View from"New Home" in the Oakland Hills
While working on our remodel, we're staying at our friends' recent purchase in a little tear-down on the most gorgeous acre and a half lot in the world. Unlike us, they plan to not live here during the planning, demolition and construction of their future house. The opportunity this affords us is fabulous!
This week, my Baby Center email told me all about possible benchmarks for vocabulary and words that the girls may have at this time developmentally. The poll shows that most kids, 75% of boys and 58% of girls only use one word at a time when "talking." Neither of my twin girls often speaks more than a word at a time, but one of them will use their sign language to augment their message: one spoken word with another or more signs to punctuate or add additional detail to her comment or story.

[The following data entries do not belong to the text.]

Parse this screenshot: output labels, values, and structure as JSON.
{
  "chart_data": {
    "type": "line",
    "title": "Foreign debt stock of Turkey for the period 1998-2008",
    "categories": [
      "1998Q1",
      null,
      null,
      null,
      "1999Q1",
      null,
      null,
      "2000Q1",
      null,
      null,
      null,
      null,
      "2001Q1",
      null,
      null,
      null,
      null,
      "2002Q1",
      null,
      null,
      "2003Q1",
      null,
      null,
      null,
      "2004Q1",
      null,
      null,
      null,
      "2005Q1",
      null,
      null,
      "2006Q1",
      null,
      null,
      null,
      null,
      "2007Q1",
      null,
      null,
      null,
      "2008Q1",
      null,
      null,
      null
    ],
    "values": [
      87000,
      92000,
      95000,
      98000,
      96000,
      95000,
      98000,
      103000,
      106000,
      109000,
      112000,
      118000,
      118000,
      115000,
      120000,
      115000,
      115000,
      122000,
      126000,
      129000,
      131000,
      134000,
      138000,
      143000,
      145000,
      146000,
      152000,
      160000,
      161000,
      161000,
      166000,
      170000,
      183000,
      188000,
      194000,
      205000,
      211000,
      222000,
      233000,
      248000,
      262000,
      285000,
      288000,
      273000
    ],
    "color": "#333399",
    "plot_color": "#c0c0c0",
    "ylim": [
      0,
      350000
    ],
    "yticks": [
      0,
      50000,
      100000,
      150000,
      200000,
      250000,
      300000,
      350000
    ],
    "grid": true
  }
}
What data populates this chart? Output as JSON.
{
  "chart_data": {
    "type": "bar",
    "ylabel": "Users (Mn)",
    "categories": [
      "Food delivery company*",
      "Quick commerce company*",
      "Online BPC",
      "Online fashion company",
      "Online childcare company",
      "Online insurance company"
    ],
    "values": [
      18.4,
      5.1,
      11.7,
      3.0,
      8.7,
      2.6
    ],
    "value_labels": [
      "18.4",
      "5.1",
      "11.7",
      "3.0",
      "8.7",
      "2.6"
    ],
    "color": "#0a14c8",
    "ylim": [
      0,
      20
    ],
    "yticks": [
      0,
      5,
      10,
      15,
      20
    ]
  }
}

It seems that the girls learn a new word - either spoken or signed - everyday. While picking apples outside in the orchard of our current home, the girls got very excited and were showing a lot of enthusiasm about the picking and then the putting the apple in the bag part of the process. After 2 or 3 rounds each of this task, Ava shouted out "Apple!". An extended chorus of "apple" followed hereafter like she was the lead soprano in an opera recounting the trials and tribulations of apple picking - lasting far longer than necessary or needed to acknowledge this seemingly minor event. Tina echoed the "apple," but clearly, Ava was the diva of this production.
This is the apple orchard behind the house that started Ava's lyric opera of sorts
"Baby" has also popped up while reading through some books. I thought they were just echoing what was being talked about in the books, but this week, while finding a box of diaper wipes with a picture of a baby on the sides, Ava walked over to the box, pointed to the picture and said, "Baby!" "She's got it," I think. She continued to floor me when, as she squatted down by the box, she pointed to the eyes of the baby and said, "Eyes," followed quickly by "Shoes". As enthusiastically as I can, I applaud and encourage her: "That's right, Ava! There's a baby with shoes on that box!"
At the barn this week, Ava and Tina both got very excited to talk about the dogs there. They ran around chasing them slapping their thighs signing the word for "dog" and saying "woof, woof." When I mentioned that there were also horses and reminded them of the sign, Ava quickly did a modified version of "horse", pointing to where the ears would be instead of making her fingers into horsey ears on her head. Testing her memory and also showing off for Daddy later when we were home, she showed Daddy that they saw horses and dogs at the barn that day.
New words like "banana", "cracker," and "night-night" just seem to spill out of their mouths nearly every day. They prove that all they are understanding the words and are really trying to tell stories about their day or requests what they'd like to do. Nostalgia kicks in as, more and more every day, they are becoming more like little people and not so much babies.